Q: What did you find?
Irish: RAPID identified tumor cells whose abundance independently and continuously stratified patient survival among a pilot mass cytometry data set of 2 million cells from 28 glioblastomas. We used an orthogonal platform for biological validation (immunohistochemistry) and a larger cohort of 73 patients with glioblastoma to confirm the findings from the pilot cohort, and we also found that RAPID was validated to find known risk-stratifying cells and features using published data from blood cancer.
Q: What are the clinical implications of your findings?

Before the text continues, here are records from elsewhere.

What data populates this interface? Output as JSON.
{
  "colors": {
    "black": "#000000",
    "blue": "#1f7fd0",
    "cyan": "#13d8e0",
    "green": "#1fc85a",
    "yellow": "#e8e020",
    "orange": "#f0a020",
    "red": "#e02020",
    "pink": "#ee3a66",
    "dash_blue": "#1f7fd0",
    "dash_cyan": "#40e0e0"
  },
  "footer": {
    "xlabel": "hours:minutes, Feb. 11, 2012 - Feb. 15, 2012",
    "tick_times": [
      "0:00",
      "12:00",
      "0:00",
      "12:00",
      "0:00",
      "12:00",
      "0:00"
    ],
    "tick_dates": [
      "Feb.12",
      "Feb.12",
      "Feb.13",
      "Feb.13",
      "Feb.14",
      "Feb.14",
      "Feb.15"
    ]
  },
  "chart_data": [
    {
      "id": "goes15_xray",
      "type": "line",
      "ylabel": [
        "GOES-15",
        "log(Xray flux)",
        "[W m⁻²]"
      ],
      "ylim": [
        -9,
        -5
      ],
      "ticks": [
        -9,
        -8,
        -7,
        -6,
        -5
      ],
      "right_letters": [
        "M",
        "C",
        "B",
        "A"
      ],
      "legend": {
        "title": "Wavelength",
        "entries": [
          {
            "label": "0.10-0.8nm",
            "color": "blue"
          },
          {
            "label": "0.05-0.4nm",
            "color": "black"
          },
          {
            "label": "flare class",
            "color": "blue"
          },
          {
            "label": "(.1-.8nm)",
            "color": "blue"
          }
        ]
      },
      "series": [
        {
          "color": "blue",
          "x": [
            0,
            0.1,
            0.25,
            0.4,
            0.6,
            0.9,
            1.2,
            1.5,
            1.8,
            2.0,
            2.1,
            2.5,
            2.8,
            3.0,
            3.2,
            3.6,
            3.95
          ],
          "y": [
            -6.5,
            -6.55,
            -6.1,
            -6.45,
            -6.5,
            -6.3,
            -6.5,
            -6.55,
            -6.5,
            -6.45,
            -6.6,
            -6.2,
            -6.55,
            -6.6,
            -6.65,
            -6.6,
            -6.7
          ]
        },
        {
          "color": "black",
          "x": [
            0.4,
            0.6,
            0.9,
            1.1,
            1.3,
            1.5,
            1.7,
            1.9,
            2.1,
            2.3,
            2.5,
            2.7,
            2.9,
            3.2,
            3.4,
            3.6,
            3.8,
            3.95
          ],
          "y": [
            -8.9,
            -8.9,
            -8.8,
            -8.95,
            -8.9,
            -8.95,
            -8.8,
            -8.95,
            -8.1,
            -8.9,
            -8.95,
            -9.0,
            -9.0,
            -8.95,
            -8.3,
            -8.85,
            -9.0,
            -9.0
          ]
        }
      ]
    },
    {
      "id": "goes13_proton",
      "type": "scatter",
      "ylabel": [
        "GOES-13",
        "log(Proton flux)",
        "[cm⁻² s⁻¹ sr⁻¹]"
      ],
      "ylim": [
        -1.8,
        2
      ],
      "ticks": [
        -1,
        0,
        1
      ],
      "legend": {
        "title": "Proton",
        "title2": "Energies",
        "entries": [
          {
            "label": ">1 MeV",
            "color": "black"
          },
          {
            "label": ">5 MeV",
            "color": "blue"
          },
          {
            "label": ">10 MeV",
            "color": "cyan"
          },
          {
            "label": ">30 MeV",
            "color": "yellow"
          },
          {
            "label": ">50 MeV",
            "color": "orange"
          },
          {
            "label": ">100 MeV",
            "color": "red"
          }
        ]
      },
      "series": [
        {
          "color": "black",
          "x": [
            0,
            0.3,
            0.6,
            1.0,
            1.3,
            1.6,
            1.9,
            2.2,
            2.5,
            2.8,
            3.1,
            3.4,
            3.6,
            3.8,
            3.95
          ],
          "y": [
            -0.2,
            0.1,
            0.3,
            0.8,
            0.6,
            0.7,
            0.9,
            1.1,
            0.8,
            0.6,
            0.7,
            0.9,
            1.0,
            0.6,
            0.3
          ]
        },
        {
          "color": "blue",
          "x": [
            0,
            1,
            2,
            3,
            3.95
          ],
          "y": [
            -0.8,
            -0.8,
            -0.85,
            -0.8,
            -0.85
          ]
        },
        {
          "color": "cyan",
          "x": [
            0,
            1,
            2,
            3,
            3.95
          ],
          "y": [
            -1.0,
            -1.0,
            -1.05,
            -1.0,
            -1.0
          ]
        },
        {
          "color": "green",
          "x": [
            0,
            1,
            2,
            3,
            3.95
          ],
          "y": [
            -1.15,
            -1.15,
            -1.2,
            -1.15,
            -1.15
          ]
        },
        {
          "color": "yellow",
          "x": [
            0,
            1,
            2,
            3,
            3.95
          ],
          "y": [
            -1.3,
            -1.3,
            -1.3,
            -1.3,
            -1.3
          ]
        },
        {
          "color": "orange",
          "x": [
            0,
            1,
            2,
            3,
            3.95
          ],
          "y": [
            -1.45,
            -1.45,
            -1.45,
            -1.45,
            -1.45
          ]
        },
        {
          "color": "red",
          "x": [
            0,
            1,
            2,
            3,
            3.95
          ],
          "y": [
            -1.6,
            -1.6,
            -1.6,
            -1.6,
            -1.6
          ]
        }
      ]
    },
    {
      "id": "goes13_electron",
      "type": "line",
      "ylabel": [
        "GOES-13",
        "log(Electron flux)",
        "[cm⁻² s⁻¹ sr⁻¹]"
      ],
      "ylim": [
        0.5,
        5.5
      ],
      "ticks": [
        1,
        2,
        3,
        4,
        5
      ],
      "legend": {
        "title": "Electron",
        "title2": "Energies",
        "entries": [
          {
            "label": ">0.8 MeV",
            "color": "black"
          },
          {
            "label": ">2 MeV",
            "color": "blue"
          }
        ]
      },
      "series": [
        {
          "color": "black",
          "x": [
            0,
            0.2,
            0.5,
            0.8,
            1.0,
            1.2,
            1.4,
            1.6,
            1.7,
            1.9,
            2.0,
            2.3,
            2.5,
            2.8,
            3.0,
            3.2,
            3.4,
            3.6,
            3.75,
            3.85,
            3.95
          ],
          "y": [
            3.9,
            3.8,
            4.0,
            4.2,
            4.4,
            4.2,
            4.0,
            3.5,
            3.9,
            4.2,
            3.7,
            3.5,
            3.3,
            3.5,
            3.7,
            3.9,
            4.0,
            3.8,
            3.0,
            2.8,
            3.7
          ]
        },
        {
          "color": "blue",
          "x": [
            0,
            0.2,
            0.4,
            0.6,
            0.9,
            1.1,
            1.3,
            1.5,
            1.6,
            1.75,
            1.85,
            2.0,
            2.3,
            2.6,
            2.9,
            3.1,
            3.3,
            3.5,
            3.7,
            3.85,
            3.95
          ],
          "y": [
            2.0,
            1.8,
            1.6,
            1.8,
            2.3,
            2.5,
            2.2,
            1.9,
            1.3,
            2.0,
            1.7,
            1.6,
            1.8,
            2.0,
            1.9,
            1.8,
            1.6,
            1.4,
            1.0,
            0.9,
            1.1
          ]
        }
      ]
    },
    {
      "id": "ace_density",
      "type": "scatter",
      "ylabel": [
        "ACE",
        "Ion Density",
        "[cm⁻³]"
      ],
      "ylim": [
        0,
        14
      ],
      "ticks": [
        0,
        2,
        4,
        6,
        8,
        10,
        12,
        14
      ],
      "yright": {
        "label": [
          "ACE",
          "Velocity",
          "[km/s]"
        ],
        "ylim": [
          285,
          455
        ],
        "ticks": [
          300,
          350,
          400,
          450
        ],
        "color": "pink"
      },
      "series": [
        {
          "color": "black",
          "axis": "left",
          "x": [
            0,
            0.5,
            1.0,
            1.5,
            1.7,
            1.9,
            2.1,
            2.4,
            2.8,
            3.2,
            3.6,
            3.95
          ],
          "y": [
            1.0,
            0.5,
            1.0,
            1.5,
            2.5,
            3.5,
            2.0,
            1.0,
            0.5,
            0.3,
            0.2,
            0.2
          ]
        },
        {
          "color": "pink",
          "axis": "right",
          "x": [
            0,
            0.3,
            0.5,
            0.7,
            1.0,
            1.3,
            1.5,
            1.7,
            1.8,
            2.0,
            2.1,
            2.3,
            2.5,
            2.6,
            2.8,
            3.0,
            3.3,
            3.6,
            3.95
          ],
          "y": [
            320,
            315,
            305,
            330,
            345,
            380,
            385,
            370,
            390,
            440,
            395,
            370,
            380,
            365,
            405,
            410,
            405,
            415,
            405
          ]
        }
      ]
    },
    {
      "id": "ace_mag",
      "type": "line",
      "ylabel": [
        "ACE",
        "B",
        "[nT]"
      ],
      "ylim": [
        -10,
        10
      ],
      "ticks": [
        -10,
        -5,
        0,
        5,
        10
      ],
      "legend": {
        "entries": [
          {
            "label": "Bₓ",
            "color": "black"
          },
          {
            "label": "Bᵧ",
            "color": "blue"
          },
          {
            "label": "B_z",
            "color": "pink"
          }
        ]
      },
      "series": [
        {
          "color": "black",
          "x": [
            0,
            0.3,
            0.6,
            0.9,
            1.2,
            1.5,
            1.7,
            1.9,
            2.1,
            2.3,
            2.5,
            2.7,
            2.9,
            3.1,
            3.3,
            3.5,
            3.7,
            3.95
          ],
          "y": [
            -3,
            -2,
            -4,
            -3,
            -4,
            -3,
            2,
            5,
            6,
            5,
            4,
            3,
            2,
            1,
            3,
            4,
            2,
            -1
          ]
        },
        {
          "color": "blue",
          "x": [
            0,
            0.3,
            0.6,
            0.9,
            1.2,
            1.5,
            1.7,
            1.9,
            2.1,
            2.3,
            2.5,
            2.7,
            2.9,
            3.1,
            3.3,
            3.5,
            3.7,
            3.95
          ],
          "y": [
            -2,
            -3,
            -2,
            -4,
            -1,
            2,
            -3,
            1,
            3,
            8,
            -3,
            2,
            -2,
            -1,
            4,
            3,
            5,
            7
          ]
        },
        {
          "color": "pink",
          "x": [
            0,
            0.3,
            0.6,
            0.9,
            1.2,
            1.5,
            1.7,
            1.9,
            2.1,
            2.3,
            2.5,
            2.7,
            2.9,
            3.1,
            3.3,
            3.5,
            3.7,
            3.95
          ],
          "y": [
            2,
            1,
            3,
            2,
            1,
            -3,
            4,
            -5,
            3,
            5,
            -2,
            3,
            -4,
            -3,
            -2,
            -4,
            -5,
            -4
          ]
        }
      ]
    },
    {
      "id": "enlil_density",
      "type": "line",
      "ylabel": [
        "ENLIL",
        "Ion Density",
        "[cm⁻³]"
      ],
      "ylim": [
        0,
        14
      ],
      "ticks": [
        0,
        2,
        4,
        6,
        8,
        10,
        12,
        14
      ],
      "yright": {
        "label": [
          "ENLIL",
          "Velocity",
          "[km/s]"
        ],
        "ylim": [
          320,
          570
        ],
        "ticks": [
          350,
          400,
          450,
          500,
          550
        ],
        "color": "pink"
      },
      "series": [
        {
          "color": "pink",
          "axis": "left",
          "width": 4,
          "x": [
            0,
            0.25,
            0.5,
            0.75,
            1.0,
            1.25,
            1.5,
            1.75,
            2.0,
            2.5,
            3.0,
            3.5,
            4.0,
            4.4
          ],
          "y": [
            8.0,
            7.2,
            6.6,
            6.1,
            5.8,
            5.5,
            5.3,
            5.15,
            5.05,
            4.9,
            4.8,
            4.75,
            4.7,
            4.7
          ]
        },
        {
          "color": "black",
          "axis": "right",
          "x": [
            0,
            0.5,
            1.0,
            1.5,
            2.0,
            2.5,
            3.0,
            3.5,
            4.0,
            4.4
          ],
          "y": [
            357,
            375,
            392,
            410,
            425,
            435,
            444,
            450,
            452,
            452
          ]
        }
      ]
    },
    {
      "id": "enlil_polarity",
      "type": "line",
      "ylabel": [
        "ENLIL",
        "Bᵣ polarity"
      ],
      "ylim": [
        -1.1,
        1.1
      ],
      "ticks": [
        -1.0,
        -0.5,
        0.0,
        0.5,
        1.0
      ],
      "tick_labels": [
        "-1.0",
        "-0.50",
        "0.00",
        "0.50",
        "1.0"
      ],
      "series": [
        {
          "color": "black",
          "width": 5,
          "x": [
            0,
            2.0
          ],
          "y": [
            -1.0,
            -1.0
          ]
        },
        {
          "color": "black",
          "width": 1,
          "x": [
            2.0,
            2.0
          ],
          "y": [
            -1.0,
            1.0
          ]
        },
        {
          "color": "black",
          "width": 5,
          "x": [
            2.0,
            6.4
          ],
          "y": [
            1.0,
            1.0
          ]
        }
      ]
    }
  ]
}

Irish: In glioblastoma, our findings suggest that patients whose tumors have a high fraction of the positive or negative phenotypes we identified may respond differently to investigational treatments. Patients whose tumors primarily have “positive-prognostic” cells also have a higher percentage of immune cells within their tumors, suggesting that they might benefit from immunotherapy more than patients with “negative-prognostic” tumors. These cells also were apparent in traditional histology in a larger validation cohort — so institutions that wish to identify patients with abundant negative- or positive-prognostic cells could do so using standard pathology techniques. More broadly, using a data set from another research group, we showed that RAPID can be used in many cancer types to identify cell subsets that correlate with patient survival or disease recurrence.
Q: What is next in terms of research?
Ihrie: The finding that specific combinations of proteins identify aggressive cancer cells raises many ideas that we are excited to explore. For example, is the aggressive phenotype more common in recurrent tumors? Which of the identified features are required for aggressive tumor cell growth or resistance to current therapy? Now that we know these cells exist, they can be studied in mechanistic experiments, developed into models and chemically targeted. We are especially interested in connecting the newly revealed mechanistic biology of the cells to features that can be measured in patients to guide treatment selection or application. In that vein, following publication of our work in eLife, we learned that the positive-prognostic cells identified by the RAPID algorithm are present in tumors that are located in different brain regions detectable by MRI. This result opens up the potential to use high-resolution MRI to therapeutically translate the cellular findings from the labs.
Q: Is there anything else that you would like to mention?
Irish: More and more studies are using single-cell methods to study a whole range of human diseases. We hope that RAPID will be used by many of these researchers to discover cell subpopulations that predict disease outcome.